A abertura regulatória surge no momento em que dois dos maiores bancos angolanos preparam a ligação directa à infra-estrutura de pagamentos chinesa. Segundo o jornal Expansão, o Banco Angolano de Investimentos (BAI) e o Banco de Fomento Angola (BFA) iniciaram processos de participação directa no Cross-Border Interbank Payment System (CIPS), o sistema que compensa e liquida pagamentos transfronteiriços em moeda chinesa. O mesmo jornal escreve que a entrada deverá demorar cerca de um ano e exige a abertura de uma conta de liquidação própria num grande banco chinês. Nem o BAI nem o BFA confirmaram publicamente o processo.
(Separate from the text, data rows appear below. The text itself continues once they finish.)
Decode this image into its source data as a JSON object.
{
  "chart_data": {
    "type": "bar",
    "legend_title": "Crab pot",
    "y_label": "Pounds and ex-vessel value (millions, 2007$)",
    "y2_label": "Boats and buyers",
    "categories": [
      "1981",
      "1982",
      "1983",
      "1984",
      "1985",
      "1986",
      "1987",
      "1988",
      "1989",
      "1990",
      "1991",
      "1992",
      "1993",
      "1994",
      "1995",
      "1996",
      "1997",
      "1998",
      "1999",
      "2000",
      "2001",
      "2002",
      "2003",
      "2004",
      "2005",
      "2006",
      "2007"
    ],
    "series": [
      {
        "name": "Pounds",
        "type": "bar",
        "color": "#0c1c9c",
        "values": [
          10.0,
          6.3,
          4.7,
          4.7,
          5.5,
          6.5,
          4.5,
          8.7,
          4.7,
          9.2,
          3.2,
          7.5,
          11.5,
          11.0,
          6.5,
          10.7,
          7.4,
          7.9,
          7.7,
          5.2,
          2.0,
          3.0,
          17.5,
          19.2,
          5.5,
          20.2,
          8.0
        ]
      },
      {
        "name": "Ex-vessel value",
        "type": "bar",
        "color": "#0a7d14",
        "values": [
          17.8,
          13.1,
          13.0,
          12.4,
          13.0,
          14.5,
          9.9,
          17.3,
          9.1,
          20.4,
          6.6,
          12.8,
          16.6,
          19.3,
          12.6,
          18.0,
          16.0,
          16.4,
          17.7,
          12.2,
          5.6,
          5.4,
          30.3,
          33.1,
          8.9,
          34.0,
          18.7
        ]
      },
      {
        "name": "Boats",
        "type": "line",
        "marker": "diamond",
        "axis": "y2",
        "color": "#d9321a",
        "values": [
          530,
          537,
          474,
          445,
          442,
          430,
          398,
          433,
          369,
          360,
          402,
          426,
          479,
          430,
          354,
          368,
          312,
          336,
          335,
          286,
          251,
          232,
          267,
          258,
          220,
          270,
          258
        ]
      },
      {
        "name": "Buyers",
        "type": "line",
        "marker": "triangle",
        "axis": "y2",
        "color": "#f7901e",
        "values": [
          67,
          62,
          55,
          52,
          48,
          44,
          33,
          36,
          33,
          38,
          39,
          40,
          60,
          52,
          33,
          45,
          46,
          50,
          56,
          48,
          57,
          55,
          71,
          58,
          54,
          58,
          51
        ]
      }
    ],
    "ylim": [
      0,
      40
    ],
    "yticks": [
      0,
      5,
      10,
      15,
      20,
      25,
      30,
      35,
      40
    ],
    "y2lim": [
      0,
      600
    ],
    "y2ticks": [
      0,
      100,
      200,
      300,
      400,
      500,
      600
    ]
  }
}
Uma fonte ligada ao processo, não identificada e citada pelo Expansão, afirma que as maiores empresas chinesas presentes em Angola “têm sido pressionadas a entrar” no sistema, e que os pagamentos em yuan de e para a China passarão a ser canalizados obrigatoriamente por esta via. A Revista Outside não verificou de forma independente esta alegação, que assenta em fonte única e anónima.
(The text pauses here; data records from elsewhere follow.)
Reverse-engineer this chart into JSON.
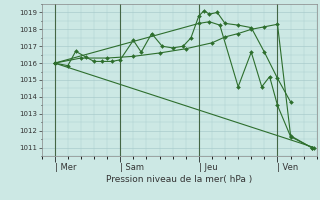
{
  "background_color": "#cce8e4",
  "grid_color": "#aacccc",
  "line_color": "#2d6e2d",
  "marker_color": "#2d6e2d",
  "xlabel": "Pression niveau de la mer( hPa )",
  "ylim": [
    1010.5,
    1019.5
  ],
  "yticks": [
    1011,
    1012,
    1013,
    1014,
    1015,
    1016,
    1017,
    1018,
    1019
  ],
  "xlim": [
    0,
    10.5
  ],
  "day_labels": [
    "| Mer",
    "| Sam",
    "| Jeu",
    "| Ven"
  ],
  "day_positions": [
    0.5,
    3.0,
    6.0,
    9.0
  ],
  "vlines": [
    0.5,
    3.0,
    6.0,
    9.0
  ],
  "series": [
    {
      "x": [
        0.5,
        1.0,
        1.3,
        1.7,
        2.0,
        2.3,
        2.7,
        3.0,
        3.5,
        3.8,
        4.2,
        4.6,
        5.0,
        5.4,
        5.7,
        6.0,
        6.2,
        6.4,
        6.7,
        7.0,
        7.5,
        8.0,
        8.5,
        9.0,
        9.5
      ],
      "y": [
        1016.0,
        1015.85,
        1016.7,
        1016.35,
        1016.1,
        1016.1,
        1016.1,
        1016.2,
        1017.35,
        1016.65,
        1017.75,
        1017.0,
        1016.9,
        1017.0,
        1017.5,
        1018.8,
        1019.1,
        1018.9,
        1019.0,
        1018.35,
        1018.25,
        1018.1,
        1016.65,
        1015.1,
        1013.7
      ]
    },
    {
      "x": [
        0.5,
        10.4
      ],
      "y": [
        1016.0,
        1011.0
      ]
    },
    {
      "x": [
        0.5,
        1.5,
        2.5,
        3.5,
        4.5,
        5.5,
        6.5,
        7.0,
        7.5,
        8.0,
        8.5,
        9.0,
        9.5,
        10.3
      ],
      "y": [
        1016.0,
        1016.3,
        1016.3,
        1016.4,
        1016.6,
        1016.85,
        1017.2,
        1017.55,
        1017.75,
        1018.0,
        1018.15,
        1018.3,
        1011.7,
        1011.0
      ]
    },
    {
      "x": [
        0.5,
        6.0,
        6.4,
        6.8,
        7.5,
        8.0,
        8.4,
        8.7,
        9.0,
        9.5,
        10.3
      ],
      "y": [
        1016.0,
        1018.35,
        1018.45,
        1018.25,
        1014.6,
        1016.65,
        1014.6,
        1015.2,
        1013.5,
        1011.65,
        1011.0
      ]
    }
  ]
}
Os dois bancos são, com efeito, os maiores do país pelos indicadores publicados. O BAI fechou 2025 com um activo total de 5.040 mil milhões de kwanzas em base individual, um crescimento de 11% face ao exercício anterior, segundo o respectivo relatório e contas. O BFA reportou um activo total de 4.278 mil milhões de kwanzas, mais 10,9% do que em 2024. Para efeitos de comparação, o Standard Bank de Angola encerrou o ano com 2.275 mil milhões de kwanzas e o Banco de Poupança e Crédito com 1.742 mil milhões de kwanzas.

A designação “Swift chinês”, usada por parte da imprensa, é imprecisa. A SWIFT é uma rede de mensagens financeiras que transmite instruções de pagamento sem movimentar fundos; o CIPS, criado em 2015 sob autorização do Banco Popular da China, é um sistema grossista de compensação e liquidação que processa efectivamente as operações em renminbi dentro do sistema financeiro chinês, dispensando a intermediação de centros de compensação no exterior.

Em Junho de 2026, o CIPS contava com 210 participantes directos e 1.619 participantes indirectos, distribuídos por 130 países e territórios, segundo o comunicado n.º 118 do próprio sistema, divulgado a 14 de Julho. Do total de participantes indirectos, 103 estão sediados em África. Só no segundo trimestre do ano foram admitidos 17 novos participantes directos.

A lista pública de participantes directos, consultada a 17 de Julho, inclui a entrada “Bank of China Limited, Luanda Branch”, o que confirma a existência de uma instituição sediada em Angola já ligada directamente ao sistema. A mesma lista integra outras instituições com operações africanas, entre as quais o Standard Bank of South Africa, o African Export-Import Bank, o Bank of China Zambia e sucursais em Joanesburgo do Bank of China, do China Construction Bank e do Bank of Communications.

O enquadramento comercial ajuda a explicar o movimento. As trocas comerciais entre Angola e a China superaram os 20 mil milhões de dólares em 2025, afirmou o presidente da Câmara de Comércio Angola-China, Luís Cupenala, em declarações à Lusa, acrescentando que o valor traduz uma desaceleração face a choques externos do mercado global. Cupenala classificou a admissão do yuan nas reservas obrigatórias como um passo significativo de maturidade das relações bilaterais.

O que é o CIPS?

O Cross-Border Interbank Payment System é um sistema de pagamentos grossista dedicado à compensação e liquidação de operações transfronteiriças em renminbi, criado em 2015 pelo Banco Popular da China. Funciona com uma arquitectura de participantes directos, que detêm conta de liquidação no sistema, e participantes indirectos, que acedem através dos primeiros. A adesão como participante directo não substitui a SWIFT nem elimina o risco cambial: significa apenas que uma instituição passa a liquidar pagamentos em moeda chinesa sem depender de um banco intermediário.